Although current numbers are unavailable, according to the California Health Care Foundation, 88,000 Californians sought hospice care in 2004.
In a sense, the costs of terminal healthcare have increased as a function of its own success as costly medications can prolong a more expensive life.
According to Modern Healthcare, reporting on March 11, 2016, at least two large California healthcare providers, Kaiser Permanente and Sutter Health have reportedly agreed to provide the life-ending drugs although individual physicians or pharmacists may opt out.
As the population ages, and more baby boomers (born between 1946 and 1964) enter the terminal care stage, they will be faced a newly legal moral dilemma between quickly and cost-effectively ending their lives or spending their last few months absorbing financial resources. The generation that obtained the right to legal abortion will also be the first to take widespread advantage of aid-in-dying.
We will continue to follow this legislation as it is implemented.
It is a moral dilemma on two fronts: the issue of ending one’s life earlier by choice, and the incredible medical costs that are incurred that drain Medicare and Medicaid, as well as severely burden loved ones left behind. The answers are not cut and dry. The medical association must burden some of the responsibility for bringing us to this decision. For decades the medical profession has pushed “save a life at all costs” when a more realistic and sober dialogue between patient and physician should take place about prospects and options. For decades people have watched loved ones be poisoned and butchered under the blade in order to fight a known losing battle all for the sake of “saving a life.” Now the chickens are coming home to roost.

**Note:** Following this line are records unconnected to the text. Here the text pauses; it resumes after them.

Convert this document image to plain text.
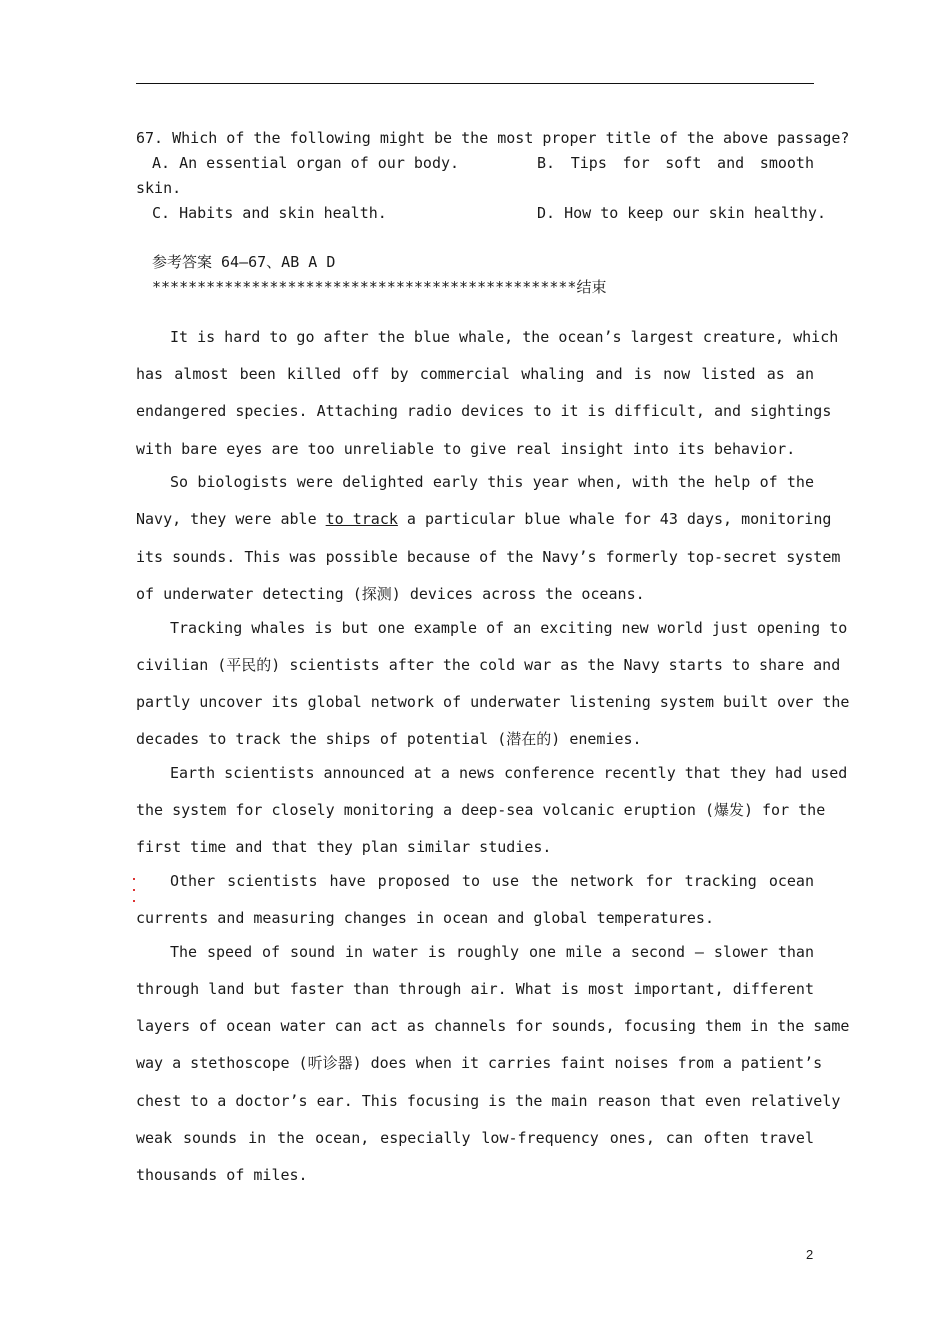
67. Which of the following might be the most proper title of the above passage?
A. An essential organ of our body.	B. Tips for soft and smooth
skin.
C. Habits and skin health.	D. How to keep our skin healthy.
参考答案 64—67、AB A D
***********************************************结束
It is hard to go after the blue whale, the ocean’s largest creature, which
has almost been killed off by commercial whaling and is now listed as an
endangered species. Attaching radio devices to it is difficult, and sightings
with bare eyes are too unreliable to give real insight into its behavior.
So biologists were delighted early this year when, with the help of the
Navy, they were able to track a particular blue whale for 43 days, monitoring
its sounds. This was possible because of the Navy’s formerly top-secret system
of underwater detecting (探测) devices across the oceans.
Tracking whales is but one example of an exciting new world just opening to
civilian (平民的) scientists after the cold war as the Navy starts to share and
partly uncover its global network of underwater listening system built over the
decades to track the ships of potential (潜在的) enemies.
Earth scientists announced at a news conference recently that they had used
the system for closely monitoring a deep-sea volcanic eruption (爆发) for the
first time and that they plan similar studies.
Other scientists have proposed to use the network for tracking ocean
currents and measuring changes in ocean and global temperatures.
The speed of sound in water is roughly one mile a second — slower than
through land but faster than through air. What is most important, different
layers of ocean water can act as channels for sounds, focusing them in the same
way a stethoscope (听诊器) does when it carries faint noises from a patient’s
chest to a doctor’s ear. This focusing is the main reason that even relatively
weak sounds in the ocean, especially low-frequency ones, can often travel
thousands of miles.
2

This isn’t, in my opinion, mostly an outgrown of abortion by demand. Many factors are conspiring in response to the tech age we live in that has brought us longevity on average and hopes of miracle cures before disease overtakes the body. It’s about worshipping health care science unquestionably for many, many years. We have put unqualified trust in professionals, whose motives though good, were not regulated by pragmatic and honest address of terminal illnesses or old age diseases.